Education
Teachers union would overhaul peer evaluations
01:00 AM EDT on Monday, June 15, 2009
PROVIDENCE — As in most years, about 400 teachers around the state will enter their own classroom for the first time this September. For many, it will prove a very difficult first year.
Isolated and alone, some new teachers struggle to balance the demands of running a classroom, teaching content and disciplining students. Nearly 10 percent of all teachers — according to national studies — will find they are in the wrong profession.
State educators want to lessen those problems, advocating more supports for teachers during that critical first year.
But without a comprehensive mentor program and evaluation process, it is difficult for schools to give new teachers guidance and, if necessary, steer them out of teaching.
Friday, the Rhode Island Federation of Teachers and Health Professionals, which represents teachers in 11 districts including the state’s largest, Providence, announced plans to launch a more rigorous teacher-evaluation and mentoring program that has proved successful elsewhere.
The state requires that teachers be evaluated every few years. But the standards and rigor of evaluations are left up to districts, with uneven results.
Union leaders said they would begin a yearlong planning process to modify the Peer Assistance Review for Teaching Excellence, a widely respected peer-evaluation process started 28 years ago in Toledo, Ohio. Similar programs have spread to Chicago, Minneapolis and Rochester, N.Y.
Marcia B. Reback, union president, says she wants to roll out the program in Rhode Island’s four urban districts in September 2010. Reback said the superintendents of Pawtucket, Providence and Woonsocket have said they want to participate in the program, and that union officials are also talking with Central Falls Superintendent Fran Gallo.
“The core of this program is providing support to new teachers,” Reback said. “The model we have now is new teachers go into classrooms and it’s sink or swim. We need to be giving these teachers every kind of support.”
The Toledo evaluation program has removed 400 ineffective teachers over the past three decades, said Dal Lawrence, former head of the Toledo teachers union and the founder of the peer-assistance review program.
In Toledo, there is a “consulting” teacher — a veteran instructor — for every 10 new teachers. Throughout the year, the consulting teacher visits and mentors the new teachers and provides a recommendation to an evaluation team about whether the teacher should continue in the profession. The evaluation team includes administrators and other teachers.
“Most people will tell you the system we have is broken,” said Lawrence, who attended RIFT’s news conference. “Why can’t we fix it with union and management doing it together?”
The program is expensive.
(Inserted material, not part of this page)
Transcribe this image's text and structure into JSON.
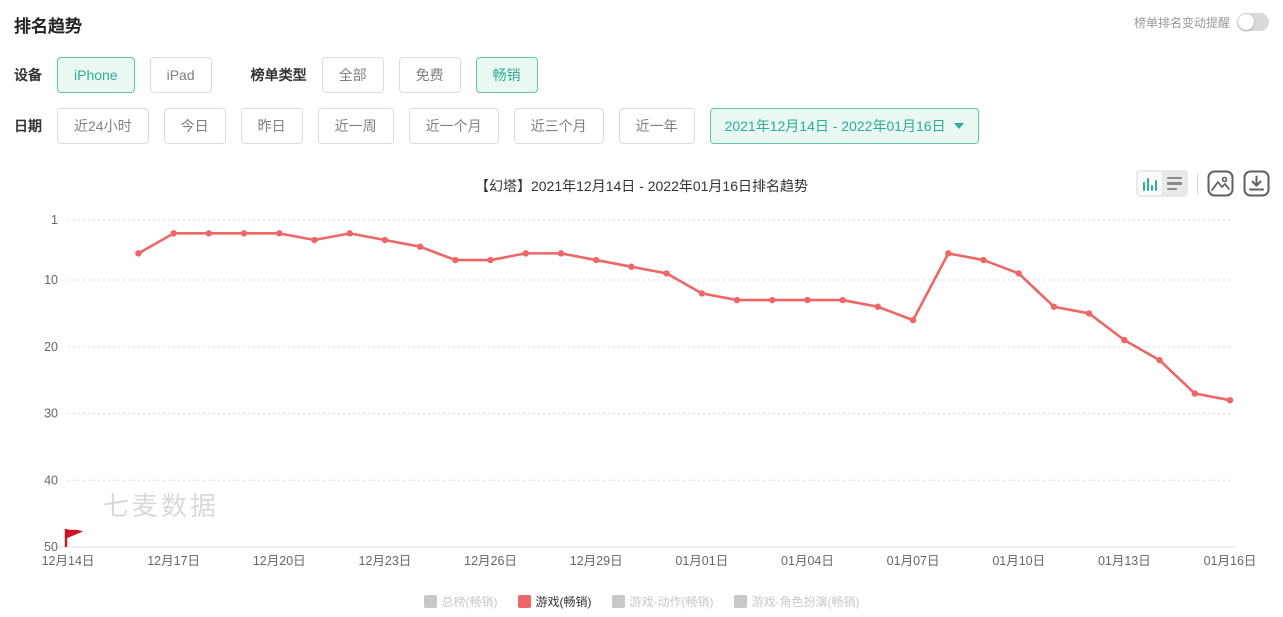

Consulting teachers commit to three years, training a total of 30 new teachers before returning to the classroom. Districts pay the consulting teachers’ full salaries during this period. Lawrence said that Toledo hired nine consulting teachers for the 2008-09 school year, at a cost of $1.2 million to the district.
Nationally, the issue of teacher quality is heating up. President Obama and Secretary of Education Arne Duncan have both highlighted rigorous teacher evaluations and mentoring programs in recent speeches.
The topic is receiving more local attention, too. The state Department of Education on Wednesday presented the Board of Regents for Elementary and Secondary Education a new framework for more meaningful teacher evaluations.
“Right now, we don’t really have a system. Everyone has a different evaluation process,” said Paulajo Gaines, the state’s director of educator quality and certification. “We are trying to standardize what it is we are looking for when we look at educators.”
The state proposal, which will be the focus of a public hearing in the fall, differs from the teachers union’s proposal in one important regard, Gaines said. If the Regents adopt the new evaluation framework, tenured as well as new teachers would undergo the more rigorous evaluation.
“Research has shown us that the single most important factor in a child’s success in the classroom is the quality of the teacher,” Gaines said. “That’s why our framework applies to all educators.”